EPS Estimate – Seeking Alpha

The above image provides an indication of Apple’s EPS estimate. The EPS is expected to flat line for the year before resuming growth. On that path, the EPS is expected to hit roughly $25/share by the end of the decade. At the above P/E ratio we discussed, that’s a share price of more than $400.

That represents nearly 30% growth for the decade. For reference, over the next decade, forecasts for the S&P 500 (NYSEARCA:SPY) are for roughly 4-5% annualized gains. Apple reverting to the mean EPS would imply annual growth of 2-3% instead. However, it’s worth noting a key forecast here is that the company reverts to its historical P/E ratio while it continues to trade at highs.

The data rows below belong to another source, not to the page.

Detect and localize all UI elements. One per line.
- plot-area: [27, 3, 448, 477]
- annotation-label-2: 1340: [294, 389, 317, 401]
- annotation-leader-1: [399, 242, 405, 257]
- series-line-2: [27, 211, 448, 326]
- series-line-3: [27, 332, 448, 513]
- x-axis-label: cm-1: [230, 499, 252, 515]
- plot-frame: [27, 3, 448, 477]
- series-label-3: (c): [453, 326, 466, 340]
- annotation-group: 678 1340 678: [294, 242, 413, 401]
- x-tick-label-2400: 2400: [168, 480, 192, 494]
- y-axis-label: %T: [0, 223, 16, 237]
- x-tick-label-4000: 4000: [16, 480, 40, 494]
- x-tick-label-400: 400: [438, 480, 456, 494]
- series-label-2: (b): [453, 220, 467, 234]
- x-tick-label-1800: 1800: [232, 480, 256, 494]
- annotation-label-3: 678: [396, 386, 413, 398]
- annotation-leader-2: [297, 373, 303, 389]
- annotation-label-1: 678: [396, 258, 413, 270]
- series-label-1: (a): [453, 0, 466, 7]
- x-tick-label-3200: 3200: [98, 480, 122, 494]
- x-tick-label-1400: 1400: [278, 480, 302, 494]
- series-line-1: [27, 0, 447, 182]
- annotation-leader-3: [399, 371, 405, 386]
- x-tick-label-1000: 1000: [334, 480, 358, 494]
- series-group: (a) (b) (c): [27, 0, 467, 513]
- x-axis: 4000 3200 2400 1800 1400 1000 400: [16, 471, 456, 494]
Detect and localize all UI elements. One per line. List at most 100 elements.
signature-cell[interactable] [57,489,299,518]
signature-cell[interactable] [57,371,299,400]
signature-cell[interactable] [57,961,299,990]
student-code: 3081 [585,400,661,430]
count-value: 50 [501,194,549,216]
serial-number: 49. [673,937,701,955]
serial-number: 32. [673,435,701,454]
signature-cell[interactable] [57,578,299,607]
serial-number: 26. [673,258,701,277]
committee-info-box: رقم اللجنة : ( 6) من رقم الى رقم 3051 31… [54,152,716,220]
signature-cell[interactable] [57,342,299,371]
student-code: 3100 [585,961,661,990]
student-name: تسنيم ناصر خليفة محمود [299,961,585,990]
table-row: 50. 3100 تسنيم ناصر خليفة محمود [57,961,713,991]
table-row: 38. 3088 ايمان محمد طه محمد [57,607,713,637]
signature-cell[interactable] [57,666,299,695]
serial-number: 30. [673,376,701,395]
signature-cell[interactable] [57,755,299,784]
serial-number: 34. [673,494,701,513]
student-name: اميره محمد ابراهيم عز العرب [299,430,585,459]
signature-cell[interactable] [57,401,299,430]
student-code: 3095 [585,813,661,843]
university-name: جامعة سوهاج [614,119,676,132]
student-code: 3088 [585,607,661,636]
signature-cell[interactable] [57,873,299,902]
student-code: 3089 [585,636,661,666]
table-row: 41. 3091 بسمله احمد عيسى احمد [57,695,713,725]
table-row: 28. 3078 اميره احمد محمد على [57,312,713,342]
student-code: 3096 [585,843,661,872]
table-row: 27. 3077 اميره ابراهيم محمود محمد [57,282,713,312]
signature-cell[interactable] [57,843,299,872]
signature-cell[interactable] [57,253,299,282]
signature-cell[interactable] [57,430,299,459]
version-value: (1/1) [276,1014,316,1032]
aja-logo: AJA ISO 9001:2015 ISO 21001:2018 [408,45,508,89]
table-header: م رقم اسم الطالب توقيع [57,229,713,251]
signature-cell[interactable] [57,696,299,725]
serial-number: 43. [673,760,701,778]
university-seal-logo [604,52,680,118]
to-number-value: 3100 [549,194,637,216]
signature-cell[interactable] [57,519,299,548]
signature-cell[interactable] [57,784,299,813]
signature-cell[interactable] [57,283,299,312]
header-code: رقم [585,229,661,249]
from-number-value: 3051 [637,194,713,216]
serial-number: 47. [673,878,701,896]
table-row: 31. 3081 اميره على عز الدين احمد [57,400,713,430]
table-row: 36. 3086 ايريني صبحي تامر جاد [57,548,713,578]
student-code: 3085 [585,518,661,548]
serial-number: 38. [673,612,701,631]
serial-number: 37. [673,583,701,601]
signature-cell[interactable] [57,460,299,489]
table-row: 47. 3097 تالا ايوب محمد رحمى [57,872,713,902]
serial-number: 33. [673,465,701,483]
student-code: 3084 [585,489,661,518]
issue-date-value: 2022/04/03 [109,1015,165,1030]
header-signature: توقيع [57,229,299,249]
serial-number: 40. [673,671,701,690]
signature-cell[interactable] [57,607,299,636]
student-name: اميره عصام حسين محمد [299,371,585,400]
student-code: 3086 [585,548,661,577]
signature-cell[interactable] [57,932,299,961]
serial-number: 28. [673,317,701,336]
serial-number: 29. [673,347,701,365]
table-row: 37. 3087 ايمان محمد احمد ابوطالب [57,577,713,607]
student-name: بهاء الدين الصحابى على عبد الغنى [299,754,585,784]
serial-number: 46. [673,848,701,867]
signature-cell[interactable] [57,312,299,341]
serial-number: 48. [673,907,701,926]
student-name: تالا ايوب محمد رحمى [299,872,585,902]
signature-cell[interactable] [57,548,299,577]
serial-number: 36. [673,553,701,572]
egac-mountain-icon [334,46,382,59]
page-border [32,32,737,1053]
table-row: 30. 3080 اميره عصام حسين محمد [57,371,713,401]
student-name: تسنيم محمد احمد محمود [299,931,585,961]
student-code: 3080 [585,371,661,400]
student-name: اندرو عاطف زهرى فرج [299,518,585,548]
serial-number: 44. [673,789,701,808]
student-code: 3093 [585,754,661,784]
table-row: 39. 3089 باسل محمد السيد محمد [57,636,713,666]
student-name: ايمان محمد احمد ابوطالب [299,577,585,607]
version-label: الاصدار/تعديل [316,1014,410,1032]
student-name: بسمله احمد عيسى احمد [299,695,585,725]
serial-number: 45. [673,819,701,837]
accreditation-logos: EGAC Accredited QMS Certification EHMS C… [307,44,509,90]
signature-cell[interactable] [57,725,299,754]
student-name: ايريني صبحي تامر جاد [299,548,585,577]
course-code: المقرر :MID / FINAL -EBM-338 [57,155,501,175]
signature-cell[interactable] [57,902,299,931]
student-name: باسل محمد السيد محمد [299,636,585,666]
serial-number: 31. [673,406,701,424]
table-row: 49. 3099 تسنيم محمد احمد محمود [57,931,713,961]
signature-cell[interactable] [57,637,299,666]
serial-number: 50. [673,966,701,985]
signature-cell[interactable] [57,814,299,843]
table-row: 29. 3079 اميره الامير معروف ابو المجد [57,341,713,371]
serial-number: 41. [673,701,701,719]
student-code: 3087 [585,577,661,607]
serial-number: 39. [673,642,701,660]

However, what we’re skipping over here is Apple’s consistent share buybacks. A balanced approach to Apple (i.e. not buying back stock out of net cash) indicates it could repurchase 4% of its stock annually. That would mean that in 2030 it would only have 65% of the shares it has outstanding today. Given that our EPS to P/E ratio equivalent is based on market capitalization, that would actually imply a 2020 stock price of $615.

That would increase the company’s annual returns towards 7%. That would imply several % annual increases over the S&P 500. And that’s with a significant reversion to the company’s mean P/E. A P/E of 16 indicates a 7% annualized yield while a P/E of 25 indicates 4% annualized yields. In a 0% interest environment, a 4% yield from quality stocks is quite good.

That’s a great reason to invest in Apple for the long run.

Thesis Risks

Of course, the obvious risk to our thesis is that Apple is a single company that over the time period of a decade is subject to significant earnings fluctuations.

There are several competitive threats the company could face in the high tech business. It could see a new phone model that’s more competitive and replaces the iPhone. New streaming services are happening across major companies and can pressure services revenue. The company’s near $20 billion in annual R&D spend is indication enough of the pressures to remain competitive.

We believe Apple will continue, as it has, not only to innovate but also to create new products that increase its revenue and define new segments, such as the AirPod. However, there’s of course no guarantee of this.

Conclusion

The article on Apple from another author indicated that the company was overvalued because of its high P/E ratio and flat estimates for 2020. However, the article ignored the fact that going into the late-2020s, earnings are expected to increase significantly. That, even with a significant P/E reversion to the mean, means strong growth with share buybacks.

Based on estimates for the S&P 500, Apple should see earnings that are several percent more annually than the S&P 500’s returns. 7% in annual share price yield combined with several % in dividend under a worst-case reversion in P/E ratio alone indicates a stock worth holding for the long run. That’s why we recommend investing in Apple.

Disclosure: I am/we are long AAPL. I wrote this article myself, and it expresses my own opinions. I am not receiving compensation for it (other than from Seeking Alpha). I have no business relationship with any company whose stock is mentioned in this article.